How can you calculate $\mathbb{E}(||B||_F)$ and
$\mathbb{E}(||B||_2)$?
The expected Frobenius norm of $B$ is defined to be
$$
\mathbb{E}(||B||_F)=\mathbb{E}\left(\sqrt{\sum_{i=1}^n\sum_{j=1}^n |b_{ij}|^2}\right)
$$
where $b_{ij}$ are the elements of $B$.
The expected spectral norm of $B$ is defined to be
$$
\mathbb{E}(||B||_2)= \mathbb{E}\left(\max_{|x|_2 \ne 0}\frac{|Bx|_2}{|x|_2}\right).
$$
I apologize if this turns out to be simple to do.
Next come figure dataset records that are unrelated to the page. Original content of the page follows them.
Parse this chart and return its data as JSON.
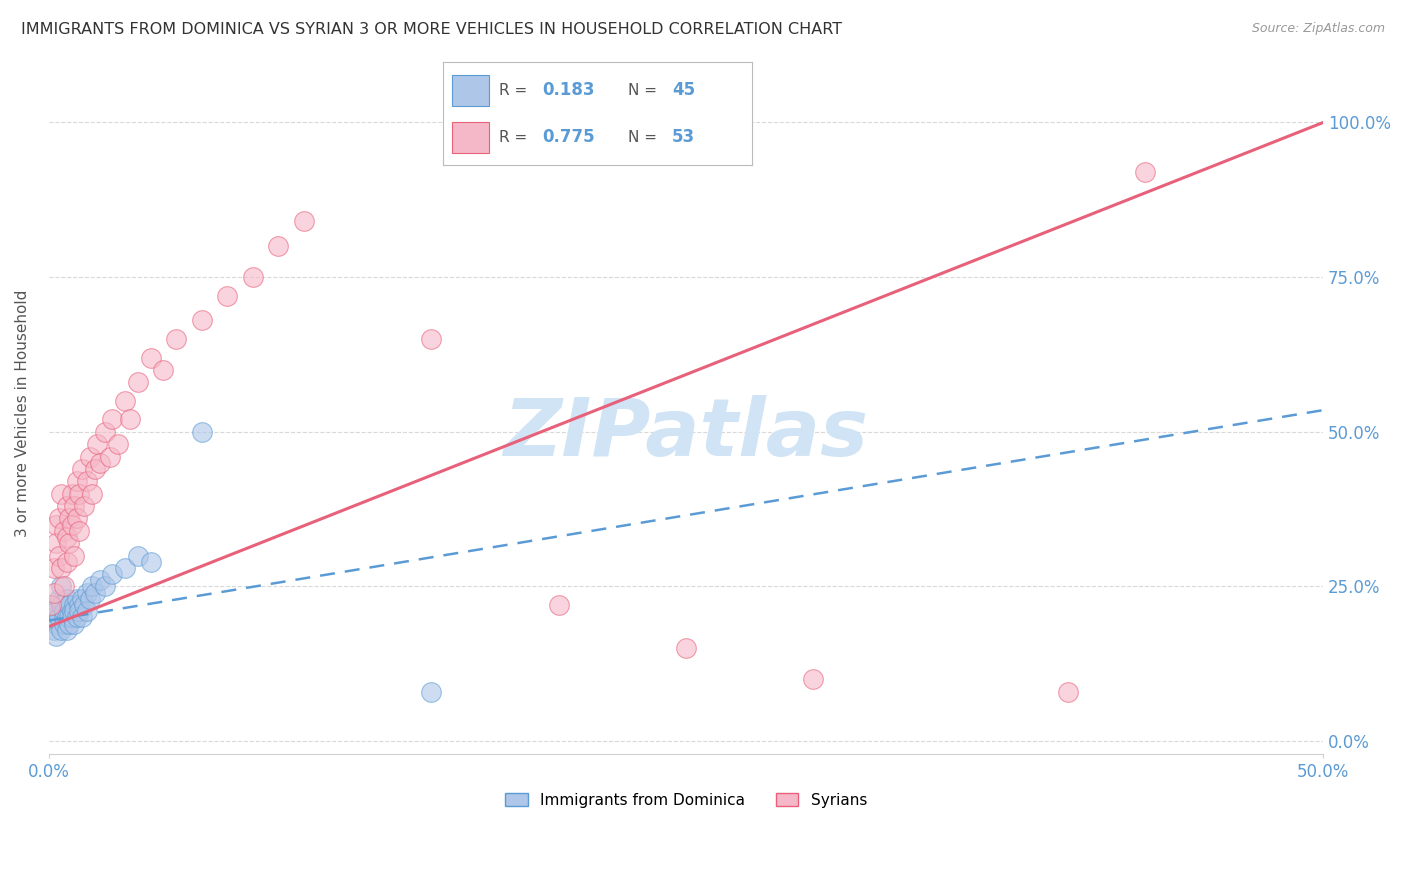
{
  "title": "IMMIGRANTS FROM DOMINICA VS SYRIAN 3 OR MORE VEHICLES IN HOUSEHOLD CORRELATION CHART",
  "source": "Source: ZipAtlas.com",
  "ylabel": "3 or more Vehicles in Household",
  "legend_label1": "Immigrants from Dominica",
  "legend_label2": "Syrians",
  "r1": 0.183,
  "n1": 45,
  "r2": 0.775,
  "n2": 53,
  "xlim": [
    0.0,
    0.5
  ],
  "ylim": [
    -0.02,
    1.08
  ],
  "yticks": [
    0.0,
    0.25,
    0.5,
    0.75,
    1.0
  ],
  "ytick_labels": [
    "0.0%",
    "25.0%",
    "50.0%",
    "75.0%",
    "100.0%"
  ],
  "xticks": [
    0.0,
    0.5
  ],
  "xtick_labels": [
    "0.0%",
    "50.0%"
  ],
  "color_blue": "#aec6e8",
  "color_pink": "#f5b8c8",
  "color_blue_line": "#5b9bd5",
  "color_pink_line": "#e8617a",
  "color_axis_labels": "#5b9bd5",
  "watermark_color": "#d0e4f5",
  "background_color": "#ffffff",
  "grid_color": "#d0d0d0",
  "dominica_x": [
    0.001,
    0.002,
    0.002,
    0.003,
    0.003,
    0.003,
    0.004,
    0.004,
    0.005,
    0.005,
    0.005,
    0.006,
    0.006,
    0.006,
    0.007,
    0.007,
    0.007,
    0.008,
    0.008,
    0.008,
    0.009,
    0.009,
    0.01,
    0.01,
    0.01,
    0.011,
    0.011,
    0.012,
    0.012,
    0.013,
    0.013,
    0.014,
    0.015,
    0.015,
    0.016,
    0.017,
    0.018,
    0.02,
    0.022,
    0.025,
    0.03,
    0.035,
    0.04,
    0.06,
    0.15
  ],
  "dominica_y": [
    0.22,
    0.2,
    0.18,
    0.21,
    0.19,
    0.17,
    0.23,
    0.2,
    0.25,
    0.22,
    0.18,
    0.2,
    0.19,
    0.21,
    0.23,
    0.2,
    0.18,
    0.22,
    0.2,
    0.19,
    0.21,
    0.2,
    0.22,
    0.21,
    0.19,
    0.23,
    0.2,
    0.22,
    0.21,
    0.23,
    0.2,
    0.22,
    0.24,
    0.21,
    0.23,
    0.25,
    0.24,
    0.26,
    0.25,
    0.27,
    0.28,
    0.3,
    0.29,
    0.5,
    0.08
  ],
  "syrian_x": [
    0.001,
    0.002,
    0.002,
    0.003,
    0.003,
    0.004,
    0.004,
    0.005,
    0.005,
    0.006,
    0.006,
    0.007,
    0.007,
    0.007,
    0.008,
    0.008,
    0.009,
    0.009,
    0.01,
    0.01,
    0.011,
    0.011,
    0.012,
    0.012,
    0.013,
    0.014,
    0.015,
    0.016,
    0.017,
    0.018,
    0.019,
    0.02,
    0.022,
    0.024,
    0.025,
    0.027,
    0.03,
    0.032,
    0.035,
    0.04,
    0.045,
    0.05,
    0.06,
    0.07,
    0.08,
    0.09,
    0.1,
    0.15,
    0.2,
    0.25,
    0.3,
    0.4,
    0.43
  ],
  "syrian_y": [
    0.22,
    0.28,
    0.24,
    0.35,
    0.32,
    0.3,
    0.36,
    0.28,
    0.4,
    0.34,
    0.25,
    0.38,
    0.33,
    0.29,
    0.36,
    0.32,
    0.4,
    0.35,
    0.38,
    0.3,
    0.42,
    0.36,
    0.4,
    0.34,
    0.44,
    0.38,
    0.42,
    0.46,
    0.4,
    0.44,
    0.48,
    0.45,
    0.5,
    0.46,
    0.52,
    0.48,
    0.55,
    0.52,
    0.58,
    0.62,
    0.6,
    0.65,
    0.68,
    0.72,
    0.75,
    0.8,
    0.84,
    0.65,
    0.22,
    0.15,
    0.1,
    0.08,
    0.92
  ],
  "trend_dom_x0": 0.0,
  "trend_dom_x1": 0.5,
  "trend_dom_y0": 0.195,
  "trend_dom_y1": 0.535,
  "trend_syr_x0": 0.0,
  "trend_syr_x1": 0.5,
  "trend_syr_y0": 0.185,
  "trend_syr_y1": 1.0
}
I previously asked at https://math.stackexchange.com/questions/1517103/how-to-calculate-expected-value-of-matrix-norms-of-ata with no answer.
Best Answer
Expanding a bit on Yemon Choi's comment: concentration is indeed the key. First, $\|B\|_F^2$ is simply the sum of the squares of singular values of $A$, and $E\|B\|_F^2=m(m-1)n+mn^2$. On the other hand by standard concentration inequalities (using that $\|B\|_F^2=\sum \sigma_i^4$ where $\sigma_i$ are the singular values of $A$), you obtain an exponential (in fractional power of m) concentration around the mean, which is good enough to also conclude that $E\|B\|_F/\sqrt{m^2n+mn^2}\to 1$ (as both $m$ and $n$ grow)..
For the spectral norm, one can argue similarly: the top singular value also concentrates around its mean, and converges to the edge of the spectrum of the pastur-marchenko law. This is explained in great detail in Bai and Silverstein's book on spectral analysis of random matrices.